At what age should young readers be introduced to the delights of Charles Dickens? Never one for skimping on his sentences, Dickens’ renowned wordiness and convoluted plots present a challenge for even the most determined bookworm. Welcome then to Great Expectations by Jack Noel, a humorous reinvention of the classic novel.
The adventures of young Pip and accompanying band of characters, including household names Magwitch and Miss Havisham, are practically ingrained in our collective consciousness and here their tale is depicted with great gusto in a colourful comic style adaptation.
Growing up in rural Kent, Pip’s sedate life is utterly turned on its head by a terrifying graveyard encounter with an escaped convict. Behold Magwitch, one of Dickens’ most memorable characters, whose fierce demands for sustenance and a file to saw off his iron manacles will have sensitive souls agog.
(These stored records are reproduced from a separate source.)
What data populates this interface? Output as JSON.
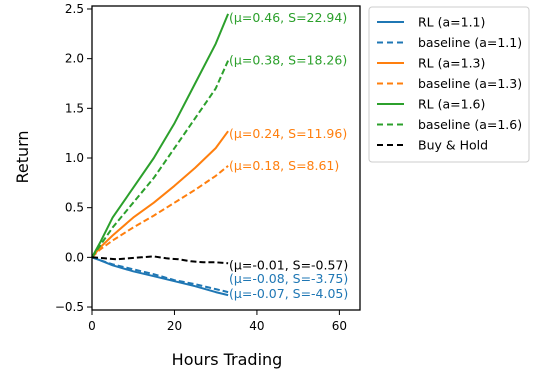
{
  "chart_data": {
    "type": "line",
    "xlabel": "Hours Trading",
    "ylabel": "Return",
    "xlim": [
      0,
      65
    ],
    "ylim": [
      -0.53,
      2.53
    ],
    "x_ticks": [
      0,
      20,
      40,
      60
    ],
    "y_ticks": [
      -0.5,
      0.0,
      0.5,
      1.0,
      1.5,
      2.0,
      2.5
    ],
    "x_tick_labels": [
      "0",
      "20",
      "40",
      "60"
    ],
    "y_tick_labels": [
      "−0.5",
      "0.0",
      "0.5",
      "1.0",
      "1.5",
      "2.0",
      "2.5"
    ],
    "grid": false,
    "legend_position": "outside right, top",
    "series": [
      {
        "name": "RL (a=1.1)",
        "color": "#1f77b4",
        "style": "solid",
        "x": [
          0,
          2,
          5,
          10,
          15,
          20,
          25,
          30,
          33
        ],
        "y": [
          0,
          -0.03,
          -0.08,
          -0.14,
          -0.19,
          -0.24,
          -0.29,
          -0.35,
          -0.38
        ],
        "annotation": "(μ=-0.07, S=-4.05)",
        "annotation_y": -0.37
      },
      {
        "name": "baseline (a=1.1)",
        "color": "#1f77b4",
        "style": "dashed",
        "x": [
          0,
          2,
          5,
          10,
          15,
          20,
          25,
          30,
          33
        ],
        "y": [
          0,
          -0.03,
          -0.07,
          -0.12,
          -0.17,
          -0.23,
          -0.27,
          -0.32,
          -0.35
        ],
        "annotation": "(μ=-0.08, S=-3.75)",
        "annotation_y": -0.22
      },
      {
        "name": "RL (a=1.3)",
        "color": "#ff7f0e",
        "style": "solid",
        "x": [
          0,
          2,
          5,
          10,
          15,
          20,
          25,
          30,
          33
        ],
        "y": [
          0,
          0.1,
          0.22,
          0.4,
          0.55,
          0.72,
          0.9,
          1.1,
          1.27
        ],
        "annotation": "(μ=0.24, S=11.96)",
        "annotation_y": 1.24
      },
      {
        "name": "baseline (a=1.3)",
        "color": "#ff7f0e",
        "style": "dashed",
        "x": [
          0,
          2,
          5,
          10,
          15,
          20,
          25,
          30,
          33
        ],
        "y": [
          0,
          0.08,
          0.17,
          0.3,
          0.42,
          0.55,
          0.68,
          0.82,
          0.92
        ],
        "annotation": "(μ=0.18, S=8.61)",
        "annotation_y": 0.92
      },
      {
        "name": "RL (a=1.6)",
        "color": "#2ca02c",
        "style": "solid",
        "x": [
          0,
          2,
          5,
          10,
          15,
          20,
          25,
          30,
          33
        ],
        "y": [
          0,
          0.15,
          0.4,
          0.7,
          1.0,
          1.35,
          1.75,
          2.15,
          2.45
        ],
        "annotation": "(μ=0.46, S=22.94)",
        "annotation_y": 2.41
      },
      {
        "name": "baseline (a=1.6)",
        "color": "#2ca02c",
        "style": "dashed",
        "x": [
          0,
          2,
          5,
          10,
          15,
          20,
          25,
          30,
          33
        ],
        "y": [
          0,
          0.12,
          0.3,
          0.55,
          0.8,
          1.1,
          1.4,
          1.7,
          1.98
        ],
        "annotation": "(μ=0.38, S=18.26)",
        "annotation_y": 1.98
      },
      {
        "name": "Buy & Hold",
        "color": "#000000",
        "style": "dashed",
        "x": [
          0,
          3,
          6,
          9,
          12,
          15,
          18,
          21,
          24,
          27,
          30,
          33
        ],
        "y": [
          0,
          -0.01,
          -0.02,
          -0.01,
          0.0,
          0.01,
          -0.01,
          -0.02,
          -0.04,
          -0.05,
          -0.05,
          -0.06
        ],
        "annotation": "(μ=-0.01, S=-0.57)",
        "annotation_y": -0.08
      }
    ]
  }
}
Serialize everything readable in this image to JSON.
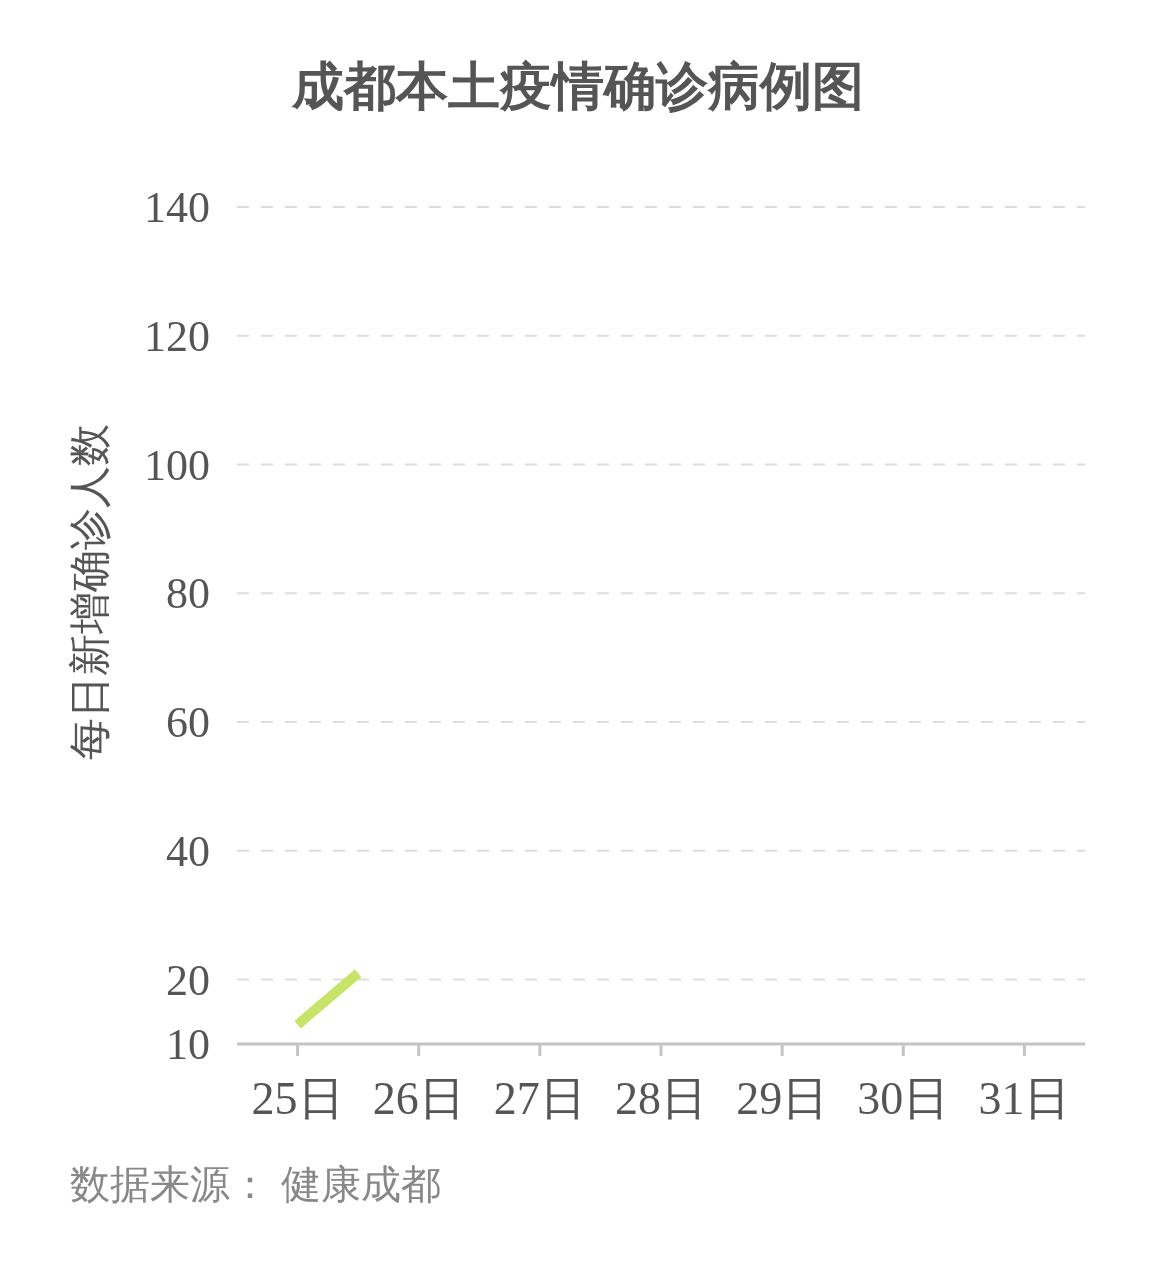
{
  "chart_data": {
    "type": "line",
    "title": "成都本土疫情确诊病例图",
    "ylabel": "每日新增确诊人数",
    "annotations": [
      "数据来源： 健康成都"
    ],
    "x": [
      25,
      25.5
    ],
    "values": [
      13,
      21
    ],
    "color": "#c8e36a",
    "line_style": "solid",
    "xlim": [
      24.5,
      31.5
    ],
    "xticks": [
      {
        "value": 25,
        "label": "25日"
      },
      {
        "value": 26,
        "label": "26日"
      },
      {
        "value": 27,
        "label": "27日"
      },
      {
        "value": 28,
        "label": "28日"
      },
      {
        "value": 29,
        "label": "29日"
      },
      {
        "value": 30,
        "label": "30日"
      },
      {
        "value": 31,
        "label": "31日"
      }
    ],
    "ylim": [
      10,
      140
    ],
    "yticks": [
      10,
      20,
      40,
      60,
      80,
      100,
      120,
      140
    ],
    "grid": "y"
  }
}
Pip’s compliance here is a decision that proves to be momentous. When Magwitch is subsequently recaptured, he exits the stage but remains lurking in the wings of Pip’s life.
Dickens’ epic novel is presented in bright cartoon illustrations. Although Jack Noel admits that the original 1861 text has been ‘cut down a bit,’ snippets of Dickens’ own words are interspersed throughout. This is particularly potent in scenes featuring the marvellous Miss Havisham, the famously cobwebby wealthy spinster who asks Pip to be a playdate for her adopted daughter, Estella. Miss Havisham wishes Estella to capture Pip’s affections, for her embittered soul loathes all men.
‘Break their hearts, my pride and hope, break their hearts and have no mercy.’
Eek! From here Noel’s revised narrative picks up and becomes a rattling read, as an unknown benefactor steps in and sweeps Pip off to new adventures in Victorian London. A novel that was originally 544 pages long is condensed into child friendly text and comic doodles.
Ideal for fans of the Tom Gates and Wimpy Kid books and a fun first step into Dickensian drama.
Great Expectations by Jack Noel is published by Egmont, 272 pages.